Most studies of retrieval practice effects have required subjects to make overt responses during study, wherein subjects produce a response by writing, typing, or speaking (Smith, Roediger, & Karpicke, 2013). Some studies suggest that covert retrieval—where subjects mentally rehearse their response without physically producing it—is more beneficial than simply restudying (Izawa, 1976; Carpenter & Pashler, 2007; S. Kang, 2010; Putnam & Roediger, 2013). However, there are few studies that directly compare the effectiveness of overt and covert retrieval practice. Smith et al. (2013) compared overt and covert retrieval practice and found no difference in recall levels on a test shortly following study. In this chapter, we provide empirical evidence that a covert response modality can be more effective than the overt response modality on tests shortly after study, and that the apparent equivalence of the two is an artifact caused by controlling time per
143 trial. Though individual covert retrieval practice trials may be less effective than individual overt retrieval practice trials, they are faster and hence students can undergo substantially more trials in any fixed time window. This yields higher recall for short retention intervals and equivalent recall at longer retention intervals.

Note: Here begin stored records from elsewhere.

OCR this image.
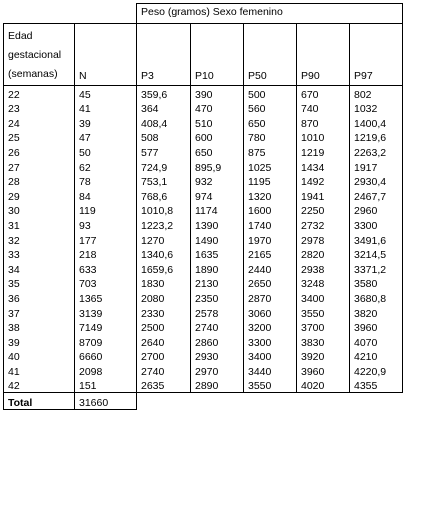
		Peso (gramos) Sexo femenino				

Edad
gestacional
(semanas)	N	P3	P10	P50	P90	P97
22	45	359,6	390	500	670	802
23	41	364	470	560	740	1032
24	39	408,4	510	650	870	1400,4
25	47	508	600	780	1010	1219,6
26	50	577	650	875	1219	2263,2
27	62	724,9	895,9	1025	1434	1917
28	78	753,1	932	1195	1492	2930,4
29	84	768,6	974	1320	1941	2467,7
30	119	1010,8	1174	1600	2250	2960
31	93	1223,2	1390	1740	2732	3300
32	177	1270	1490	1970	2978	3491,6
33	218	1340,6	1635	2165	2820	3214,5
34	633	1659,6	1890	2440	2938	3371,2
35	703	1830	2130	2650	3248	3580
36	1365	2080	2350	2870	3400	3680,8
37	3139	2330	2578	3060	3550	3820
38	7149	2500	2740	3200	3700	3960
39	8709	2640	2860	3300	3830	4070
40	6660	2700	2930	3400	3920	4210
41	2098	2740	2970	3440	3960	4220,9
42	151	2635	2890	3550	4020	4355
Total	31660					
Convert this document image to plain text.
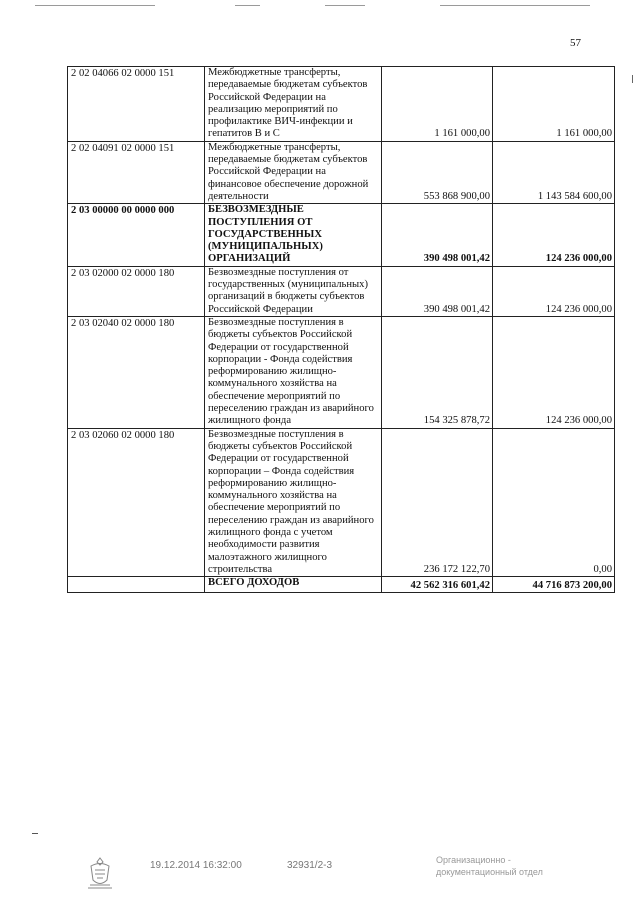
57
2 02 04066 02 0000 151	Межбюджетные трансферты, передаваемые бюджетам субъектов Российской Федерации на реализацию мероприятий по профилактике ВИЧ-инфекции и гепатитов В и С	1 161 000,00	1 161 000,00
2 02 04091 02 0000 151	Межбюджетные трансферты, передаваемые бюджетам субъектов Российской Федерации на финансовое обеспечение дорожной деятельности	553 868 900,00	1 143 584 600,00
2 03 00000 00 0000 000	БЕЗВОЗМЕЗДНЫЕ ПОСТУПЛЕНИЯ ОТ ГОСУДАРСТВЕННЫХ (МУНИЦИПАЛЬНЫХ) ОРГАНИЗАЦИЙ	390 498 001,42	124 236 000,00
2 03 02000 02 0000 180	Безвозмездные поступления от государственных (муниципальных) организаций в бюджеты субъектов Российской Федерации	390 498 001,42	124 236 000,00
2 03 02040 02 0000 180	Безвозмездные поступления в бюджеты субъектов Российской Федерации от государственной корпорации - Фонда содействия реформированию жилищно-коммунального хозяйства на обеспечение мероприятий по переселению граждан из аварийного жилищного фонда	154 325 878,72	124 236 000,00
2 03 02060 02 0000 180	Безвозмездные поступления в бюджеты субъектов Российской Федерации от государственной корпорации – Фонда содействия реформированию жилищно-коммунального хозяйства на обеспечение мероприятий по переселению граждан из аварийного жилищного фонда с учетом необходимости развития малоэтажного жилищного строительства	236 172 122,70	0,00
	ВСЕГО ДОХОДОВ	42 562 316 601,42	44 716 873 200,00
19.12.2014 16:32:00	32931/2-3	Организационно -
документационный отдел
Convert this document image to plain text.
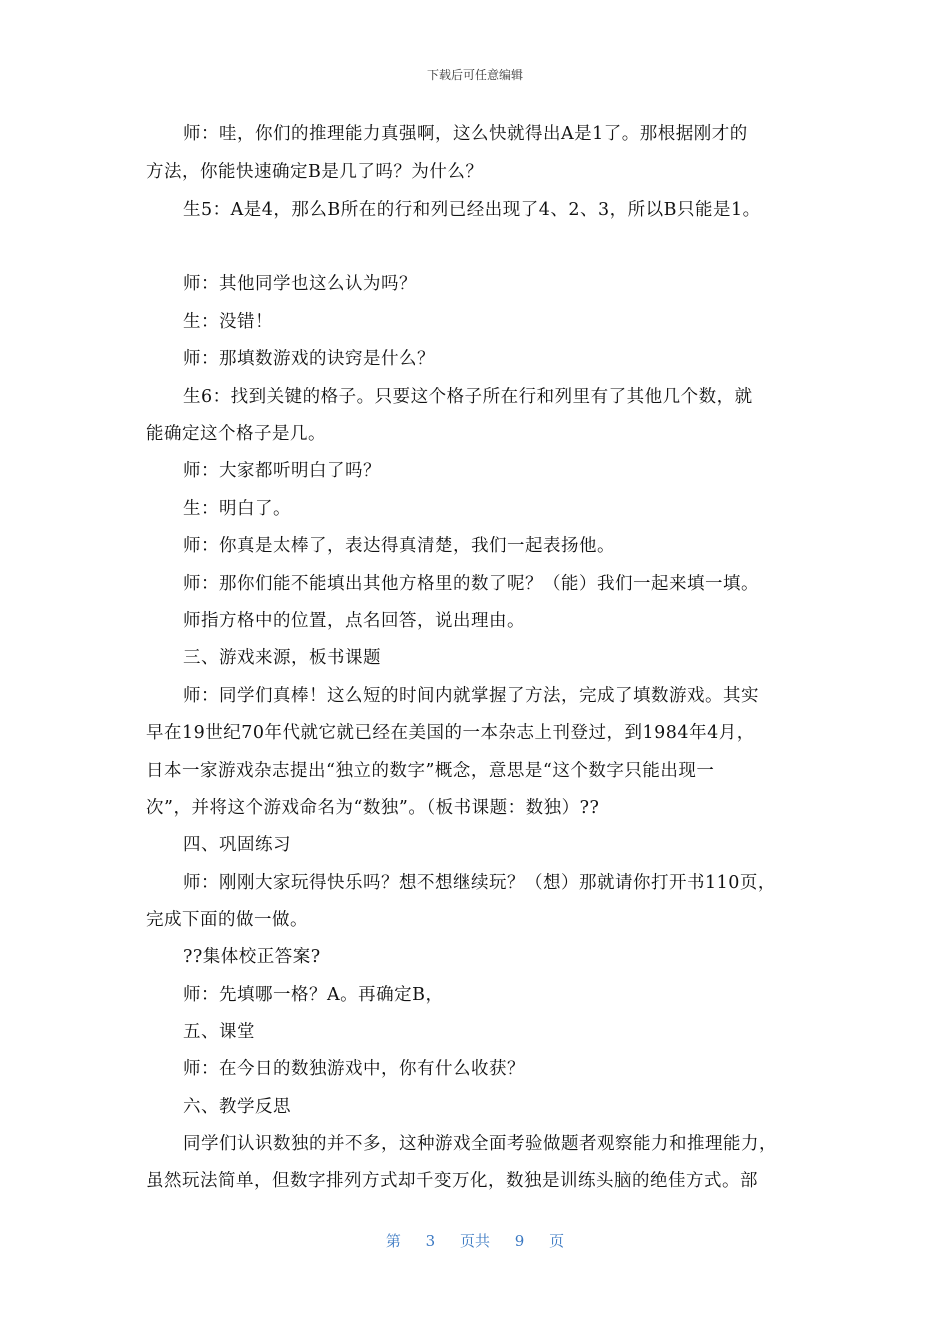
下载后可任意编辑
师：哇，你们的推理能力真强啊，这么快就得出A是1了。那根据刚才的
方法，你能快速确定B是几了吗？为什么？
生5：A是4，那么B所在的行和列已经出现了4、2、3，所以B只能是1。
师：其他同学也这么认为吗？
生：没错！
师：那填数游戏的诀窍是什么？
生6：找到关键的格子。只要这个格子所在行和列里有了其他几个数，就
能确定这个格子是几。
师：大家都听明白了吗？
生：明白了。
师：你真是太棒了，表达得真清楚，我们一起表扬他。
师：那你们能不能填出其他方格里的数了呢？（能）我们一起来填一填。
师指方格中的位置，点名回答，说出理由。
三、游戏来源，板书课题
师：同学们真棒！这么短的时间内就掌握了方法，完成了填数游戏。其实
早在19世纪70年代就它就已经在美国的一本杂志上刊登过，到1984年4月，
日本一家游戏杂志提出“独立的数字”概念，意思是“这个数字只能出现一
次”，并将这个游戏命名为“数独”。（板书课题：数独）??
四、巩固练习
师：刚刚大家玩得快乐吗？想不想继续玩？（想）那就请你打开书110页，
完成下面的做一做。
??集体校正答案?
师：先填哪一格？A。再确定B，
五、课堂
师：在今日的数独游戏中，你有什么收获？
六、教学反思
同学们认识数独的并不多，这种游戏全面考验做题者观察能力和推理能力，
虽然玩法简单，但数字排列方式却千变万化，数独是训练头脑的绝佳方式。部
第 3 页共 9 页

6.1 Experiment 1: Constant time per trial
Experiment 1 was a two-session experiment that used a between-subjects design to compare the efficacy of covert and overt retrieval practice study on foreign language vocabulary when time per trial is held constant. A within-subject condition varied the heuristic for determining which vocabulary item to present next to a subject during study. The first session of the experiment was divided into two blocks, one per scheduling heuristic. Within each block, students had an initial presentation of the material followed by 10 minutes of retrieval practice study. They then had a test on a random subset of the material after a 10 minute retention interval filled with a distracting task. The second session of the experiment occurred 48 hours later and tested students on all the remaining material.